Дюк де Ришелье | страница 31



Сераскир (главнокомандующий турецкими войсками), с пистолетом в одной руке и саблей в другой, стоял во главе своих янычар, поджидая нападавших; рядом находились музыканты, которым он велел играть. Англичанин-волонтер по имени Фот хотел взять его в плен, но сераскир застрелил его. Этот пистолетный выстрел прозвучал как боевой сигнал: русские взревели и с победным криком обрушились на турок; те больше не сопротивлялись и дали себя перебить.

Перед штурмом в приказе главнокомандующего особо указывалось: «Христиан и обезоруженных отнюдь не лишать жизни, разумея то же о всех женщинах и детях». Но в запале боя каждый думал лишь о собственной жизни, а льющаяся потоками кровь пробуждала в людях звериные инстинкты.

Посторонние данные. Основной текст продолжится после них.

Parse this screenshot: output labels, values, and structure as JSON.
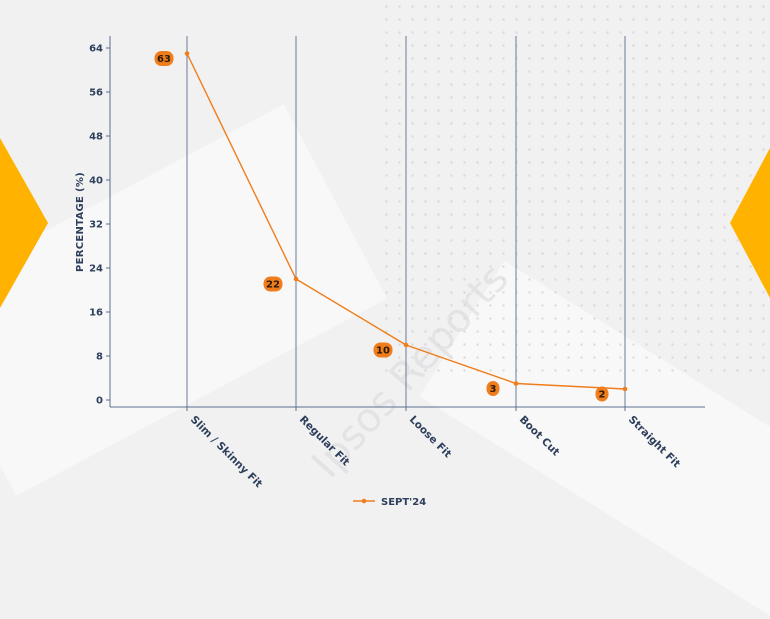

Воздух огласился криками женщин и детей. «Несмотря на субординацию, царящую в русских войсках, ни князь Потемкин, ни сама императрица не могли бы всей своей властью спасти жизнь хотя бы одному турку», — вспоминал потом Ланжерон.

Впрочем, в доме рядом с бастионом после обнаружили четырнадцатилетнего татарина из рода Гиреев, племянника последнего крымского хана, который преспокойно курил кальян, словно не понимая, что происходит вокруг. Только по счастливой случайности он избежал участи своих дядей и сераскира; его отослали в Петербург, и императрица приняла его очень благосклонно.

«Я увидел группу из четырех женщин с перерезанным горлом и между ними дитя с очаровательным личиком, девочку лет десяти, искавшую спасения от ярости двух казаков, готовых ее зарубить, — записал Фронсак в дневнике. — Я, не колеблясь, обхватил несчастную девочку руками, однако эти варвары и дальше хотели преследовать ее. Мне стоило великого труда удержаться и не зарубить сих презренных саблей, которую я держал в руке. Я лишь прогнал их, осыпав ударами и бранью, которых они заслуживали, и с радостью обнаружил, что моя маленькая пленница не пострадала — лишь небольшой порез на лице, нанесенный, вероятно, тем же клинком, что пронзил ее мать. Одновременно я увидел, что на золотом медальоне, который висел у нее на шее на золотой же цепочке, было изображение французского короля. Сие последнее обстоятельство окончательно и полностью привязало меня к ней; а она, увидев по той заботе, с какой я оберегал ее от всякой опасности, что я не хочу ей зла, привыкла ко мне…»

Герцог нес девочку на руках, перешагивая через трупы, чтобы ей не пришлось «ступать по телам своих соотечественников». Он вернулся с ней к бастиону, где Эммануил де Рибае вел переговоры с семьюстами запершимися там турками, продолжает рассказ Ланжерон. Увидев девочку, те возопили, требуя, чтобы ее отдали им; возможно, она была высокого рождения. Фронсак долго отказывался и согласился отдать ребенка, только когда Рибае дал ему слово, что завтра они заберут ее обратно, однако ни тот ни другой девочку больше не увидели. А Шарль де Линь подобрал турецкого мальчика, окрестил и усыновил; позже он завещает ему 20 тысяч дукатов.